Cuando uno lee las crónicas de la época, se encuentra con un sentimiento predominante: el miedo. Tanto James Webb, el entonces administrador general de la NASA, como el mismísimo presidente John Fitzgerald Kennedy debieron lidiar con las más ácidas críticas por parte de los medios de comunicación, el público en general y los comités del senado que pensaban que todo esto era una gran locura. No olvidemos un dato crucial: en 1967, el desastre del Apolo I (se prendió fuego matando a todos sus tripulantes) se convertiría en una pésima señal para quienes se animasen a soñar con otro intento de viaje al espacio.
Por eso, la eficaz administración estatal del temor fue trascendental para poner a los astronautas en la luna. Y no fue sólo esto lo que logró la humanidad por esta proeza. Miremos algunas de las tecnologías de impacto directo en la vida de las personas que se derivaron de la gran locura que fue el proyecto Apolo: (i) la espuma de alta absorción, que luego fue utilizada en calzados deportivos; (ii) la electrónica inalámbrica; (iii) los relojes de precisión de cuarzo; (iv) la comida deshidratada y congelada; (v) los paneles solares; (vi) el combustible líquido; (vii) los respiradores artificiales; (viii) los simuladores de terremotos; (ix) los materiales ignífugos; (x) los cardio-desfibriladores implantables; (xi) los marcapasos programables; (xii) la tecnología de diálisis; y (xiii) la aparatología de imágenes médicas.

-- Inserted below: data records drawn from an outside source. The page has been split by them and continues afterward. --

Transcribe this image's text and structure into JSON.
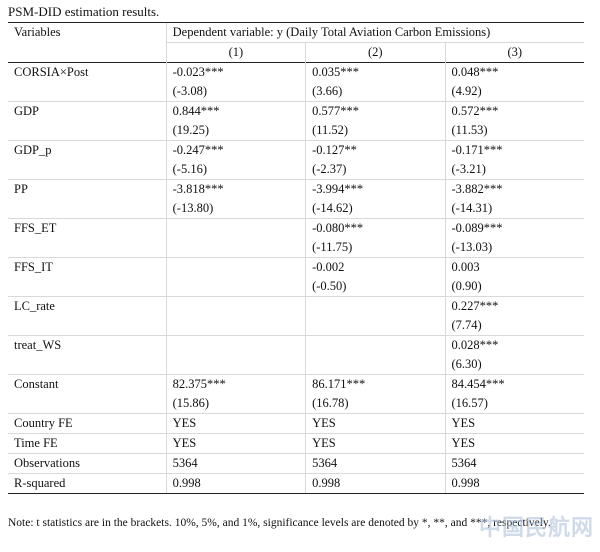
{
  "caption": "PSM-DID estimation results.",
  "header": {
    "variables_label": "Variables",
    "dependent_label": "Dependent variable: y (Daily Total Aviation Carbon Emissions)",
    "columns": [
      "(1)",
      "(2)",
      "(3)"
    ]
  },
  "rows": [
    {
      "name": "CORSIA×Post",
      "coef": [
        "-0.023***",
        "0.035***",
        "0.048***"
      ],
      "t": [
        "(-3.08)",
        "(3.66)",
        "(4.92)"
      ]
    },
    {
      "name": "GDP",
      "coef": [
        "0.844***",
        "0.577***",
        "0.572***"
      ],
      "t": [
        "(19.25)",
        "(11.52)",
        "(11.53)"
      ]
    },
    {
      "name": "GDP_p",
      "coef": [
        "-0.247***",
        "-0.127**",
        "-0.171***"
      ],
      "t": [
        "(-5.16)",
        "(-2.37)",
        "(-3.21)"
      ]
    },
    {
      "name": "PP",
      "coef": [
        "-3.818***",
        "-3.994***",
        "-3.882***"
      ],
      "t": [
        "(-13.80)",
        "(-14.62)",
        "(-14.31)"
      ]
    },
    {
      "name": "FFS_ET",
      "coef": [
        "",
        "-0.080***",
        "-0.089***"
      ],
      "t": [
        "",
        "(-11.75)",
        "(-13.03)"
      ]
    },
    {
      "name": "FFS_IT",
      "coef": [
        "",
        "-0.002",
        "0.003"
      ],
      "t": [
        "",
        "(-0.50)",
        "(0.90)"
      ]
    },
    {
      "name": "LC_rate",
      "coef": [
        "",
        "",
        "0.227***"
      ],
      "t": [
        "",
        "",
        "(7.74)"
      ]
    },
    {
      "name": "treat_WS",
      "coef": [
        "",
        "",
        "0.028***"
      ],
      "t": [
        "",
        "",
        "(6.30)"
      ]
    },
    {
      "name": "Constant",
      "coef": [
        "82.375***",
        "86.171***",
        "84.454***"
      ],
      "t": [
        "(15.86)",
        "(16.78)",
        "(16.57)"
      ]
    }
  ],
  "footer_rows": [
    {
      "name": "Country FE",
      "values": [
        "YES",
        "YES",
        "YES"
      ]
    },
    {
      "name": "Time FE",
      "values": [
        "YES",
        "YES",
        "YES"
      ]
    },
    {
      "name": "Observations",
      "values": [
        "5364",
        "5364",
        "5364"
      ]
    },
    {
      "name": "R-squared",
      "values": [
        "0.998",
        "0.998",
        "0.998"
      ]
    }
  ],
  "note": "Note: t statistics are in the brackets. 10%, 5%, and 1%, significance levels are denoted by *, **, and ***, respectively.",
  "watermark": "中国民航网"
}
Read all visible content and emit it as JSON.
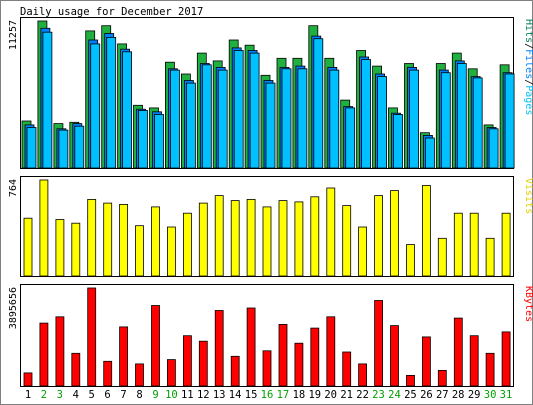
{
  "chart_data": [
    {
      "type": "bar",
      "title": "Daily usage for December 2017",
      "ymax_label": "11257",
      "ymax": 11257,
      "ylabel_parts": [
        {
          "text": "Hits",
          "color": "#00805c"
        },
        {
          "text": "/",
          "color": "#000000"
        },
        {
          "text": "Files",
          "color": "#0080ff"
        },
        {
          "text": "/",
          "color": "#000000"
        },
        {
          "text": "Pages",
          "color": "#00c0ff"
        }
      ],
      "series": [
        {
          "name": "Hits",
          "color": "#20b040",
          "values": [
            3600,
            11257,
            3400,
            3500,
            10500,
            10900,
            9500,
            4800,
            4600,
            8100,
            7200,
            8800,
            8200,
            9800,
            9400,
            7100,
            8400,
            8400,
            10900,
            8400,
            5200,
            9000,
            7800,
            4600,
            8000,
            2700,
            8000,
            8800,
            7600,
            3300,
            7900
          ]
        },
        {
          "name": "Files",
          "color": "#0080ff",
          "values": [
            3300,
            10700,
            3000,
            3400,
            9800,
            10300,
            9100,
            4500,
            4300,
            7600,
            6700,
            8000,
            7700,
            9200,
            9000,
            6700,
            7700,
            7800,
            10100,
            7700,
            4700,
            8500,
            7200,
            4200,
            7700,
            2500,
            7500,
            8200,
            7000,
            3100,
            7300
          ]
        },
        {
          "name": "Pages",
          "color": "#00c0ff",
          "values": [
            3100,
            10400,
            2900,
            3200,
            9500,
            10000,
            8900,
            4400,
            4100,
            7500,
            6500,
            7900,
            7500,
            9000,
            8800,
            6500,
            7600,
            7600,
            9900,
            7500,
            4600,
            8300,
            7000,
            4100,
            7500,
            2300,
            7300,
            8000,
            6900,
            3000,
            7200
          ]
        }
      ]
    },
    {
      "type": "bar",
      "ymax_label": "764",
      "ymax": 764,
      "ylabel_parts": [
        {
          "text": "Visits",
          "color": "#e0d000"
        }
      ],
      "series": [
        {
          "name": "Visits",
          "color": "#ffff00",
          "values": [
            460,
            764,
            450,
            420,
            610,
            580,
            570,
            400,
            550,
            390,
            500,
            580,
            640,
            600,
            610,
            550,
            600,
            590,
            630,
            700,
            560,
            390,
            640,
            680,
            250,
            720,
            300,
            500,
            500,
            300,
            500
          ]
        }
      ]
    },
    {
      "type": "bar",
      "ymax_label": "3895656",
      "ymax": 3895656,
      "ylabel_parts": [
        {
          "text": "KBytes",
          "color": "#ff0000"
        }
      ],
      "series": [
        {
          "name": "KBytes",
          "color": "#ff0000",
          "values": [
            520000,
            2500000,
            2750000,
            1300000,
            3895656,
            980000,
            2350000,
            880000,
            3200000,
            1050000,
            2000000,
            1780000,
            3000000,
            1180000,
            3100000,
            1400000,
            2450000,
            1700000,
            2300000,
            2750000,
            1350000,
            880000,
            3400000,
            2400000,
            420000,
            1950000,
            620000,
            2700000,
            2000000,
            1300000,
            2150000
          ]
        }
      ]
    }
  ],
  "days": [
    {
      "label": "1",
      "weekend": false
    },
    {
      "label": "2",
      "weekend": true
    },
    {
      "label": "3",
      "weekend": true
    },
    {
      "label": "4",
      "weekend": false
    },
    {
      "label": "5",
      "weekend": false
    },
    {
      "label": "6",
      "weekend": false
    },
    {
      "label": "7",
      "weekend": false
    },
    {
      "label": "8",
      "weekend": false
    },
    {
      "label": "9",
      "weekend": true
    },
    {
      "label": "10",
      "weekend": true
    },
    {
      "label": "11",
      "weekend": false
    },
    {
      "label": "12",
      "weekend": false
    },
    {
      "label": "13",
      "weekend": false
    },
    {
      "label": "14",
      "weekend": false
    },
    {
      "label": "15",
      "weekend": false
    },
    {
      "label": "16",
      "weekend": true
    },
    {
      "label": "17",
      "weekend": true
    },
    {
      "label": "18",
      "weekend": false
    },
    {
      "label": "19",
      "weekend": false
    },
    {
      "label": "20",
      "weekend": false
    },
    {
      "label": "21",
      "weekend": false
    },
    {
      "label": "22",
      "weekend": false
    },
    {
      "label": "23",
      "weekend": true
    },
    {
      "label": "24",
      "weekend": true
    },
    {
      "label": "25",
      "weekend": false
    },
    {
      "label": "26",
      "weekend": false
    },
    {
      "label": "27",
      "weekend": false
    },
    {
      "label": "28",
      "weekend": false
    },
    {
      "label": "29",
      "weekend": false
    },
    {
      "label": "30",
      "weekend": true
    },
    {
      "label": "31",
      "weekend": true
    }
  ],
  "colors": {
    "weekday_label": "#000000",
    "weekend_label": "#00a000",
    "panel_border": "#000000",
    "frame_border": "#808080"
  }
}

Entonces, pensando en la Argentina, me pregunto: ¿Es la economía del conocimiento nuestra propia luna? ¿Es la educación nuestro Apolo? Sí. Ambos lo son.
Y, al igual que la aventura espacial, nuestra educación también generará un derrame de inventos, trabajos, riqueza, desarrollo y paz social. También producirá la tecnología más mágica y necesaria: la esperanza.
La educación de niños, jóvenes y docentes en Economías del Conocimiento también es algo nuevo, desconocido e intimidante. Y, al igual que en el proyecto Apolo, requiere de un esfuerzo público y privado. Y vencer el miedo a las críticas, las zancadillas políticas y el oportunismo.
Pero es momento de tomar riesgos. Ojo: todos. Estado y privados. Funcionarios públicos y ciudadanos comunes. Es momento de pensar en nuestros niños. Para que puedan mirar hacia arriba, y sólo vean estrellas y oportunidades. Porque lo único peor que el fracaso, es el miedo a fracasar.